Michelle Ryan and her brother Robert

Ciara O'Loughlin

The daughter of murdered DJ Bobby Ryan has said life as she knew it ended when her father was killed.

Michelle Ryan has appealed to the public to remember her father as a happy and loveable person when reading stories about ‘Mr Moonlight’ and the horrific murder trial.

Over 10 years since his death, Ms Ryan said she is disgusted that the narrative of her father's death surrounded a “love triangle” between him, the man who was convicted of his murder, Patrick Quirke, and Mr Ryan’s girlfriend Mary Lowry.

Mr Quirke (51), from Breanshamore, was found guilty in 2019 of murdering father-of-two Bobby Ryan (52), known as ‘Mr Moonlight’, at Fawnagowan in Co Tipperary.

A jury at the Central Criminal Court convicted him by a majority verdict after a 71 day trial.

"It is upsetting, my father was a very private person and that's the part that upset me the most,” Ms Ryan said on RTÉ Radio One’s Brendan O’Connor Show.

“I remember thinking...were we in a family law court or were we here on a murder trial? I was disgusted because at the end of the day we had an innocent man whose life was cut entirely too short and that was forgotten about in that courtroom and all of a sudden it was about these two people (Quirke and Ms Lowry).

“And I was like…my father lost his life, where does Bobby Ryan, where does Mr Moonlight fit into a triangle, because there was no triangle, Daddy had no threat to pose to anybody.”

The mother-of-two said people “absolutely” forget that there are real people behind the story that made global headline.

"This was our life taken away from us. It wasn’t just Daddy’s life that was taken back then, it was our life as well. It was stripped completely from underneath us like Daddy’s life was,” she said.

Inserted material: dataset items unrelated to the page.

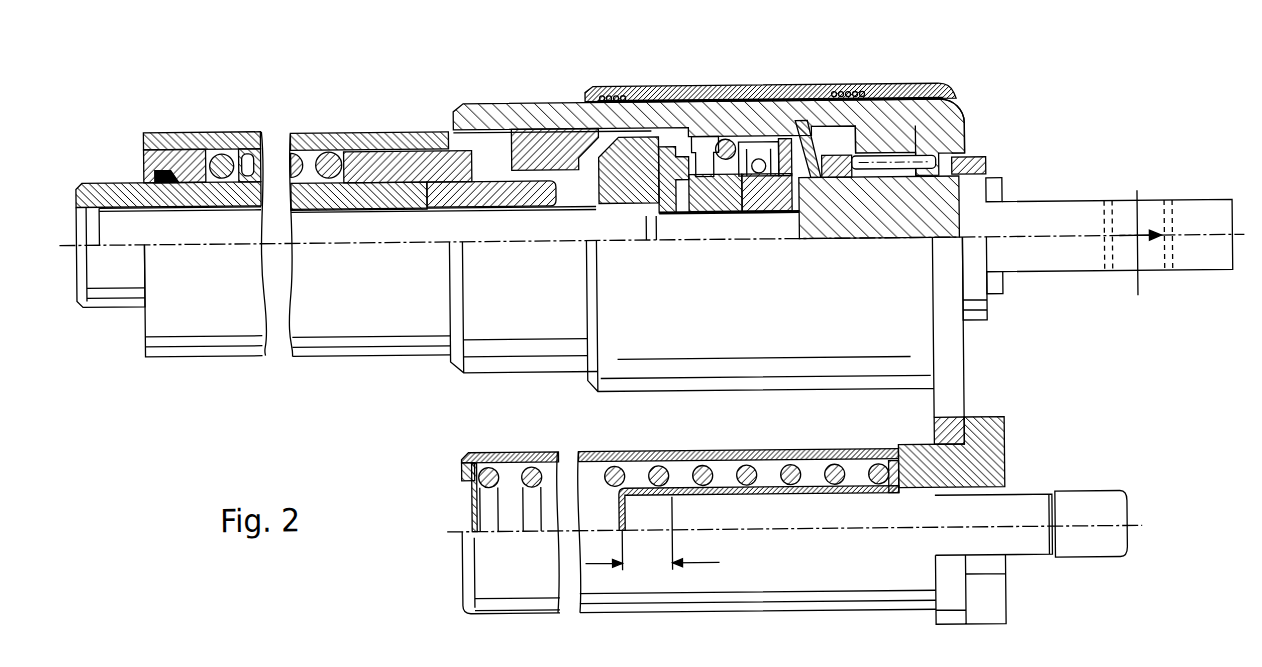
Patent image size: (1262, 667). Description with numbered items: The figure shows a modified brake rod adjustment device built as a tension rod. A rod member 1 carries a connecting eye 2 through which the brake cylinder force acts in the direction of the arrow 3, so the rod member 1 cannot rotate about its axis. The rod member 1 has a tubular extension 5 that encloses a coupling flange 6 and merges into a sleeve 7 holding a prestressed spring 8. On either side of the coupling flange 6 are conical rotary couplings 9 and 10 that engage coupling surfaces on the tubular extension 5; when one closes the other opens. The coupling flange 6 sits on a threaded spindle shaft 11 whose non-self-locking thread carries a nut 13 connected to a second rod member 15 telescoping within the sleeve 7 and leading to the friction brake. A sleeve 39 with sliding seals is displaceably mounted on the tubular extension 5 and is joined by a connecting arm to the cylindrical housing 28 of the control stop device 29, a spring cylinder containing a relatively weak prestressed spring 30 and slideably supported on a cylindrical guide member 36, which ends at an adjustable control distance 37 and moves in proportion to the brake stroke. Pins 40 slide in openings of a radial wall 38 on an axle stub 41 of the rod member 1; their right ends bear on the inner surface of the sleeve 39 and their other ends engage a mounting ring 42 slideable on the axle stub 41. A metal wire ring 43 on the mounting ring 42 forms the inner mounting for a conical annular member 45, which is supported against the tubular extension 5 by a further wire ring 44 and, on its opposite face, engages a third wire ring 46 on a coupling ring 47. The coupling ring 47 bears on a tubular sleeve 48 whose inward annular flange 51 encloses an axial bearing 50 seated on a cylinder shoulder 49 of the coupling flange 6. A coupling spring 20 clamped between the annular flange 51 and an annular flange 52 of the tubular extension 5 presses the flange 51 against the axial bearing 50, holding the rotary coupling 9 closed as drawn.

The rod member 1 is at (1062, 212).
The connecting eye 2 is at (1122, 208).
The arrow 3 is at (1125, 240).
The tubular extension 5 is at (655, 103).
The coupling flange 6 is at (618, 177).
The sleeve 7 is at (311, 135).
The prestressed spring 8 is at (226, 150).
The rotary coupling 9 is at (663, 187).
The rotary coupling 10 is at (592, 140).
The threaded spindle shaft 11 is at (367, 219).
The nut 13 is at (423, 150).
The second rod member 15 is at (118, 218).
The coupling spring 20 is at (683, 112).
The cylindrical housing 28 is at (613, 452).
The control stop device 29 is at (781, 440).
The prestressed spring 30 is at (703, 468).
The guide member 36 is at (1085, 502).
The control distance 37 is at (647, 570).
The radial wall 38 is at (955, 98).
The sleeve 39 is at (593, 96).
The pins 40 is at (962, 140).
The axle stub 41 is at (887, 220).
The mounting ring 42 is at (912, 100).
The wire ring 43 is at (870, 95).
The wire ring 44 is at (818, 115).
The conical annular member 45 is at (808, 125).
The third wire ring 46 is at (800, 118).
The coupling ring 47 is at (760, 120).
The tubular sleeve 48 is at (725, 115).
The cylinder shoulder 49 is at (738, 193).
The axial bearing 50 is at (770, 196).
The annular flange 51 is at (758, 188).
The annular flange 52 is at (681, 205).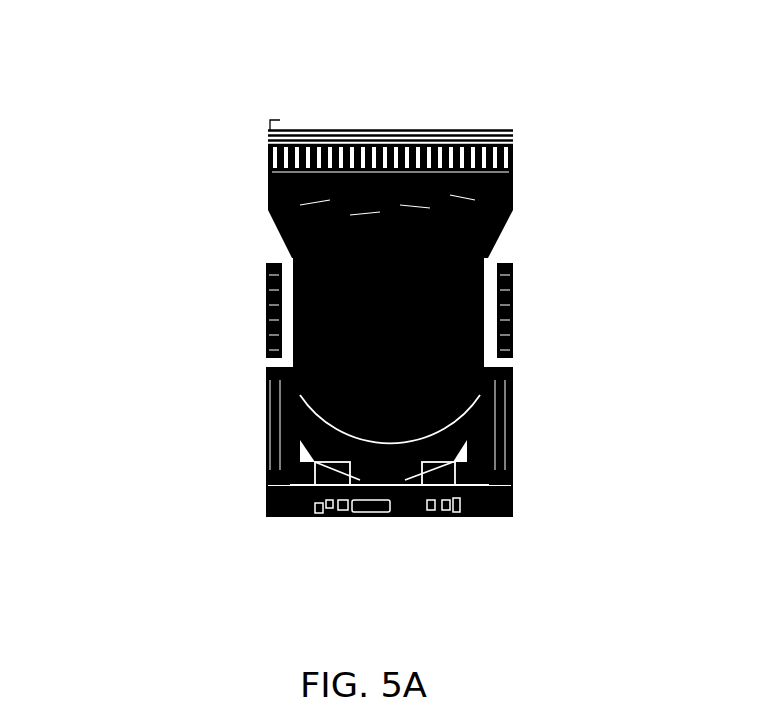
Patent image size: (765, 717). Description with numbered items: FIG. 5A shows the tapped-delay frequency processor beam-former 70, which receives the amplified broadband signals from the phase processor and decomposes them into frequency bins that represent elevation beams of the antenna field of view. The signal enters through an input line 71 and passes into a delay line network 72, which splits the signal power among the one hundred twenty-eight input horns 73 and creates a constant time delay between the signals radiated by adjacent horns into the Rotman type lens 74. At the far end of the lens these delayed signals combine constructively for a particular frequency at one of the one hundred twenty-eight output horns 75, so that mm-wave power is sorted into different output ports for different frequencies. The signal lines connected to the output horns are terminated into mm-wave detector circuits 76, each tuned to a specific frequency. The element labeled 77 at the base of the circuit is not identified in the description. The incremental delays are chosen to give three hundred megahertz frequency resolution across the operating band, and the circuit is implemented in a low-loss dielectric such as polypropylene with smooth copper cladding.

“We used to enjoy ourselves, we used to look forward to anything that was going on, now we don’t because there could be 1,000 people in a room and it’s still empty because you don’t hear that big bubbly laugh and you don’t see that big bright smile - Daddy should be there.”

Ms Ryan said her joy in life is gone, and her only hope to once again feel like her old self is to see her father again in another life.

"I paint on the smile, I have kids that are looking on at me and I don't want to dim their light so I do try my best, but inside I have the lump in the throat.

"I have to actually kind of disconnect myself, remove myself and gather my thoughts, life is never going to be the same after that.

“My life as I knew it ended when my father’s life ended, the only way I can describe my life now is that it’s an existence.

"I hope there is a next life when my time on this earth is finished and he will be there waiting for me.

“That will be the one smile that I actually genuinely mean since the last time I saw Daddy, it won’t be painted on.”

The 71-day trial was the longest murder trial in Irish history. The victim’s daughter said the most difficult thing was hearing the horrific details of her father’s murder.

"I remember I was sitting there [in court] and I could picture the big smile on his face and all of a sudden it was like the smile faded from his face and he went from that to landing there, the horrific way he was taken from us,” she said.

“That’s something that will always play in our heads.”

Ms Ryan said that she and her brother Robert have accepted that they will never have inner peace.

“To us an element of justice has been done...but we don’t have Daddy back,” she said.

“We’re never going to get inner peace...we’ve come to that realisation now.

“Time isn’t a healer in these circumstances.

“I never got to say goodbye to Daddy, we never got to see him in the coffin.

“Going to the graveyard is a no-no for me...When I go into the graveyard it’s his picture on a plaque

“There was no closure there for me and there never has been. I was talking to him one day, and the next day we were out on a search. It’s very hard to put it into words what that does to a person.

“I couldn’t give him a kiss goodbye, the only thing I could do was hug a box before he was taken out of the funeral home.

“I light my candles here for him every day religiously, I take way to him - for me that’s my way of dealing with it.”